It’s a week after New Year’s Day, which means most of us have already broken our resolutions. I can only hope we score some points for being consistent in breaking our resolutions. Consistency is important too, folks.
I’m going to be honest with you: I’ve been struggling these past few months. One of my ailments is that I suffer from a chronic case of not-enoughitis. I have to-do lists, closets to clean out, an old house that constantly needs repair, writing deadlines to meet, groceries to haul, children to bathe and feed. But I have a home, a bestie that I’m married to, and four thriving kids. I even have a washing machine. So what I’m saying is that I—an able-bodied, healthy young person with four beautiful children and a husband that loves me—am a jerk. A jerk with seven pounds to lose.
Here I am thinking there’s something missing, that something is owed to me.
Oh God, help me. Save me from myself. Maybe I really am a jerk.
This past summer, I was feeling similarly to what I feel now. I was in the midst of summer crisis (aka these kids make too much mess and need too many things and are always breathing loudly in my ear) and I got out of the house for the afternoon. I thought a cup of coffee outdoors sounded like a good solution to my crisis. As I headed to the Colectivo on Prospect, a man approached me to ask me for a couple dollars. Oh, great. Someone else needs something from me. I told the guy that I didn’t have any cash, which was true, and found a nice spot to sip a coffee.

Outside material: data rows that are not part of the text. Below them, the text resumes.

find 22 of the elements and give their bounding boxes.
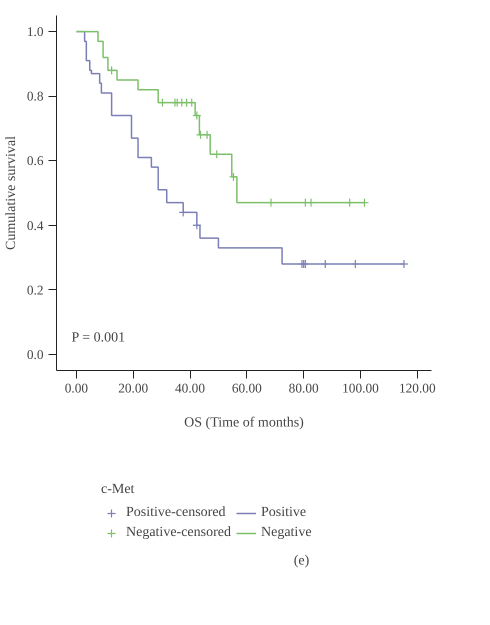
legend-label: Negative bbox=[261, 525, 313, 541]
y-tick-label: 0.0 bbox=[26, 346, 44, 362]
x-axis-title: OS (Time of months) bbox=[184, 416, 304, 430]
x-tick-label: 100.00 bbox=[342, 380, 380, 396]
legend-label: Negative-censored bbox=[126, 525, 232, 541]
text: (e) bbox=[294, 554, 310, 568]
y-tick-label: 1.0 bbox=[26, 24, 44, 40]
x-tick-label: 60.00 bbox=[232, 380, 262, 396]
x-tick-label: 0.00 bbox=[64, 380, 88, 396]
y-tick-label: 0.2 bbox=[26, 282, 44, 298]
y-axis-title: Cumulative survival bbox=[4, 136, 19, 250]
x-tick-label: 80.00 bbox=[288, 380, 319, 396]
y-tick-label: 0.6 bbox=[26, 153, 44, 168]
y-tick-label: 0.8 bbox=[26, 88, 44, 104]
x-tick-label: 120.00 bbox=[398, 380, 436, 396]
legend-label: Positive bbox=[261, 505, 308, 521]
y-tick-label: 0.4 bbox=[26, 218, 44, 233]
annotation: P = 0.001 bbox=[72, 330, 126, 346]
x-tick-label: 40.00 bbox=[175, 380, 206, 396]
x-tick-label: 20.00 bbox=[118, 380, 149, 396]
legend-title: c-Met bbox=[101, 482, 136, 498]
legend-label: Positive-censored bbox=[126, 505, 227, 521]
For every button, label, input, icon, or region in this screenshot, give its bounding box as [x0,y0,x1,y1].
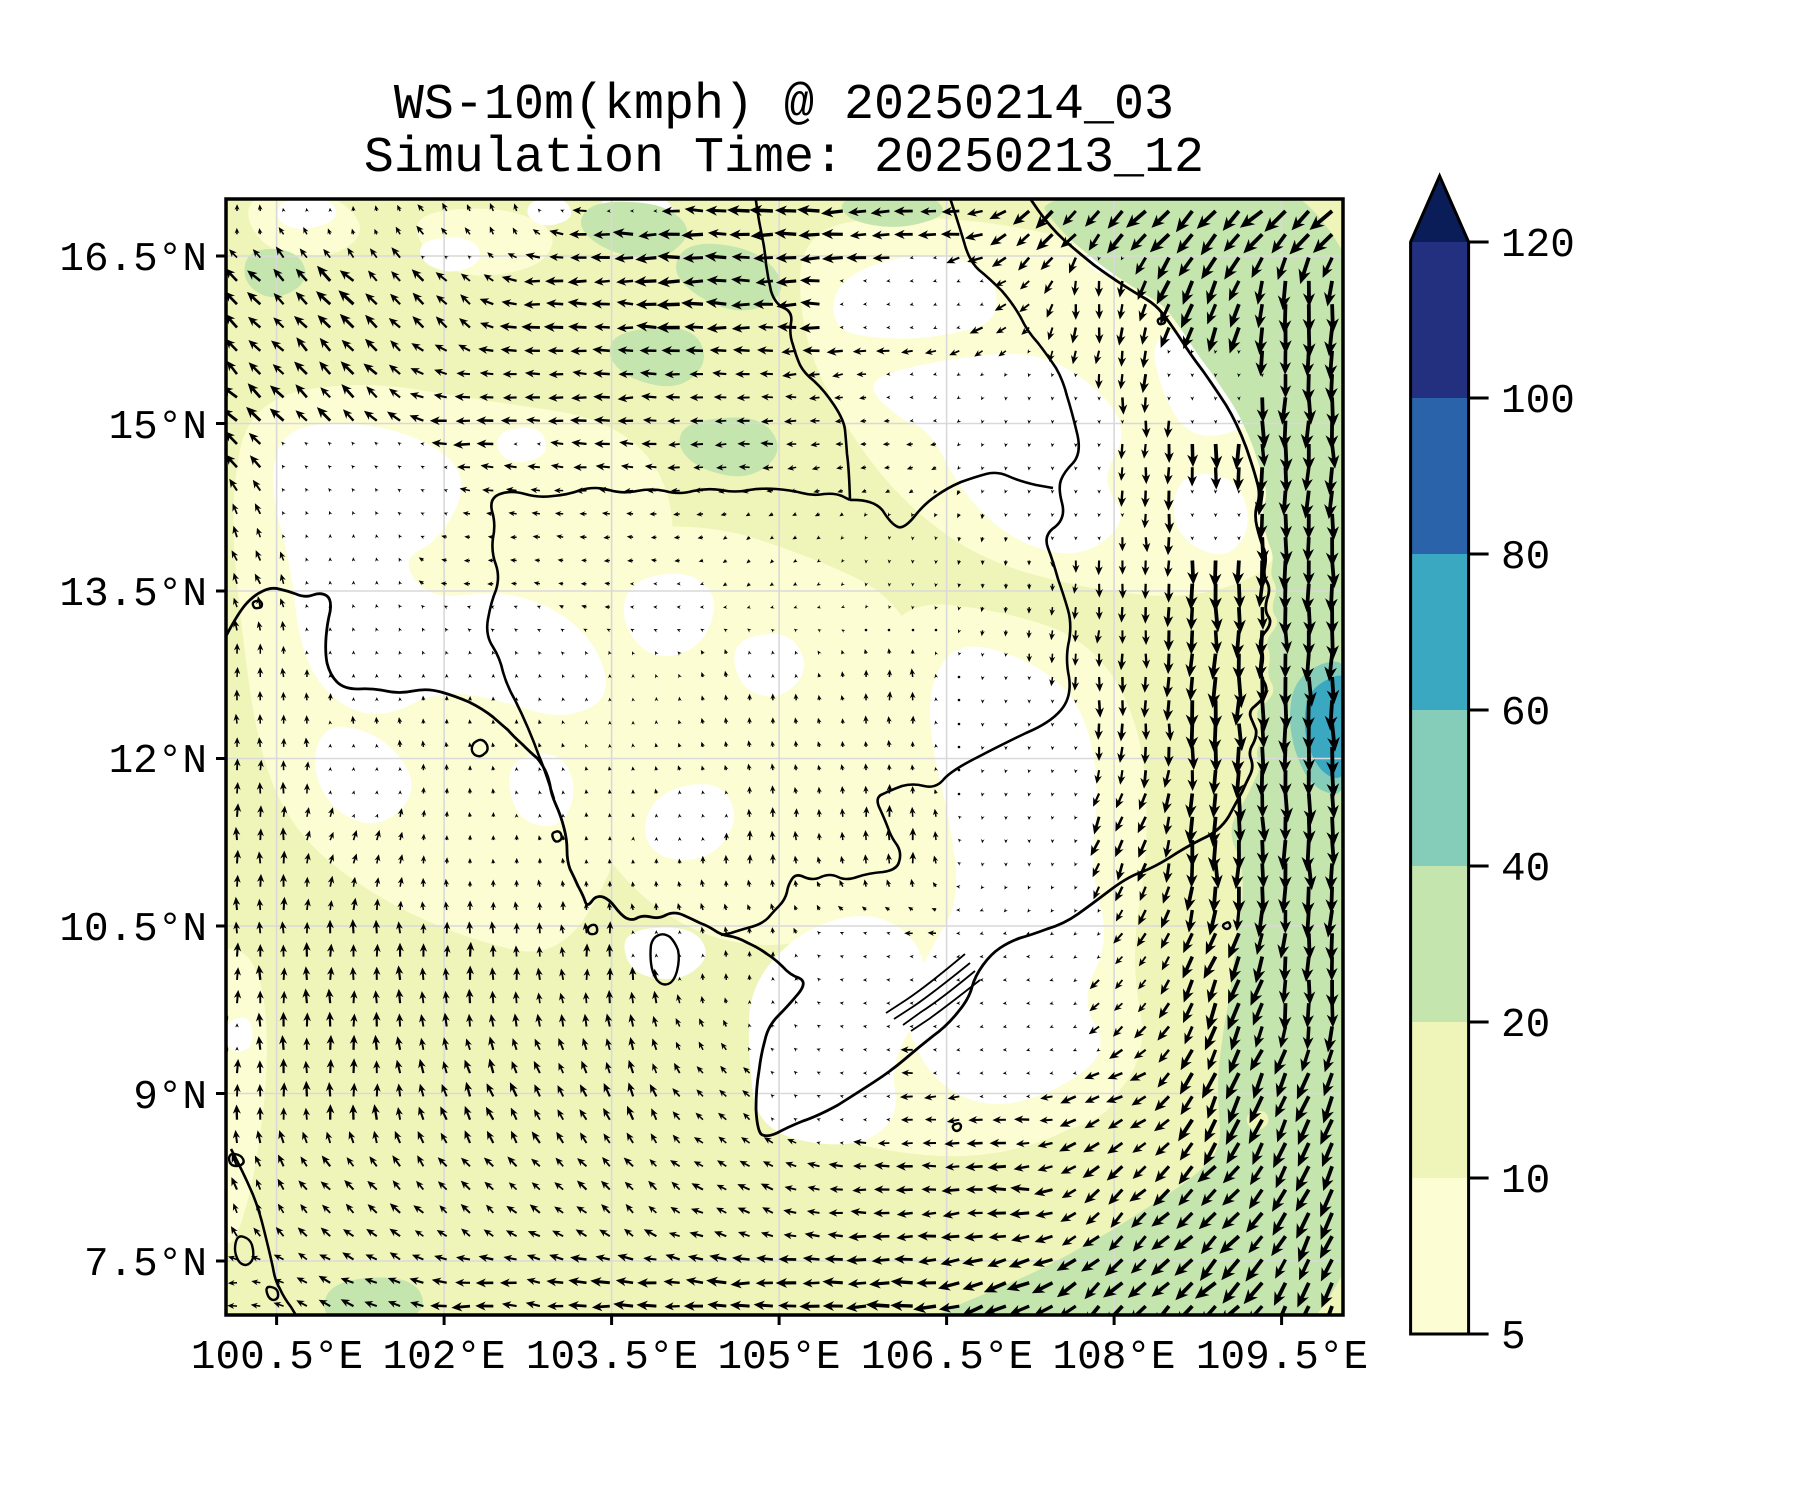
svg-text:102°E: 102°E [382,1335,505,1381]
svg-text:40: 40 [1501,847,1550,893]
svg-text:13.5°N: 13.5°N [59,572,207,618]
svg-text:100.5°E: 100.5°E [191,1335,363,1381]
svg-text:Simulation Time: 20250213_12: Simulation Time: 20250213_12 [364,130,1204,187]
svg-text:108°E: 108°E [1052,1335,1175,1381]
svg-text:15°N: 15°N [109,405,207,451]
svg-text:109.5°E: 109.5°E [1196,1335,1368,1381]
svg-text:105°E: 105°E [717,1335,840,1381]
svg-text:80: 80 [1501,535,1550,581]
svg-text:100: 100 [1501,379,1575,425]
svg-text:120: 120 [1501,223,1575,269]
svg-text:20: 20 [1501,1003,1550,1049]
svg-text:WS-10m(kmph) @ 20250214_03: WS-10m(kmph) @ 20250214_03 [394,77,1174,134]
svg-text:16.5°N: 16.5°N [59,237,207,283]
svg-text:10.5°N: 10.5°N [59,907,207,953]
svg-text:60: 60 [1501,691,1550,737]
svg-text:12°N: 12°N [109,739,207,785]
svg-text:103.5°E: 103.5°E [526,1335,698,1381]
svg-text:10: 10 [1501,1159,1550,1205]
svg-text:7.5°N: 7.5°N [84,1242,207,1288]
svg-text:5: 5 [1501,1315,1526,1361]
svg-text:106.5°E: 106.5°E [861,1335,1033,1381]
svg-text:9°N: 9°N [133,1075,207,1121]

When I paid for my latte, I noticed that I did have a couple bills in my wallet and felt bad. Not bad enough to find that guy, but bad enough to sit in a beautiful cafe and drink my perfect latte and think about feeling bad. I suppose I’d call this passively bad.
As it turns out, I didn’t have to feel bad for long because the guy came around an hour later asking for money. Which was great for me, because:
a.) I didn’t have to feel bad anymore
b.) I didn’t have to get out of my chair
c.) I could replace my passive bad feeling with a resounding sense of self-approval.
This was working out perfectly.
I proudly placed the bills in his soiled hat and I think I expected a smile, or a thank you, or a flash mob to appear and raise me high on their shoulders and proclaim me and my good deeds to the east side of Milwaukee.
Alas, no flash mob appeared. Instead, the guy looked in his hat and asked me if I that was all I had.
I was ticked. I felt like grabbing my money back from his grubby hat and sending him away with nothing.
I was speechless as he went on his way. I sat there fuming. What nerve. What a jerk.
I decided to let it go. I was not going to let this incident ruin my afternoon off. I got out my notebook and started writing so that I could sort out what to do about my summer crisis. I decided my best plan of action was to buy a two bedroom condo with white walls, for the sake of simplicity. Obviously, the condo would have a view of the lake. Unlike my house, this condo will not need repair or maintenance. Before moving in, I would throw away all of my children’s toys that weren’t made of raw, unpainted wood and all their stupid unmatched socks. My imaginary condo daughters will learn to knit, make bread, do jigsaw puzzles, study the solar system and do other quiet activities. My condo daughters will wear ivory linen gowns in our huge new kitchen with pristine floors and make chocolate chip cookies and the girls will adorably smear a charming amount of flour onto each other’s noses while we all laugh and enjoy each other’s company. Maybe I’d even start running and preserving jams. We would be like Steve Jobs and wear the same uniform everyday to keep the mornings simple and streamlined. Besides, my girls would look adorable in black turtlenecks. We would be Urban Amish.
The only obstacles, it seemed, was selling our home and all of our possessions, my actual children, and my personality (I would last approximately 40 seconds in an all white home). Also standing in the way was not being able to afford a condo with a large pristine kitchen with a view of the lake. So there’s a couple barriers.
Something had to give, so I decided that I would keep my home, children and accept the untidy aspects of my personality but searched online for something that would cure my not-enoughitis. I searched Target and Amazon to see if a solution would catch my eye. Hmm, maybe it’s in their spring collection. I settled on buying a steam mop. Surely this would bring me the peace I have been lacking.
I kept writing until something very unpleasant dawned on me. Perhaps, dear reader, you already saw this coming, but I realized that I am the man with the soiled hat. I’m the one out asking for more and once I receive it, it’s not enough.
Sometimes, I really despise insight.
Wouldn’t it be great if I could end this tale with some cherry-on-top moment of clarity when I realize that my life is not perfect, but it’s enough? Well I am sorry to disappoint you, but I am several months down the road from my realization and I am still a jerk. I see it clearly but don’t know how to get out from under it.
Perhaps that is what I want to learn this year: how to stay away from the same pitfalls I’ve fallen into in the past. At least I can see them coming now.
And to my girls, if you ever read this someday, just know that I am aware of you and your needs. I want to fulfill them and I want to love you all well, but parenting is really hard. I want you to have me and I want to have you, just as you are. You make me smile, make me laugh, keep me connected to God and to community. I want to do well for you. I want you to flourish. All of us—our family & community. I want us to make it, together. I want family dinners when you’re all grown when we sit around the table and laugh about our memories together and feel deeply connected to each other. We’re in this life thing together and I am so thrilled to be your mama. You give me joy and contentment. Thank you, daughters. Just clean up your mess, ok?
But about that steam mop: Amazon delivered it to my home and, like any reasonable steam mop, it sensed the crushing weight of expectation and broke immediately.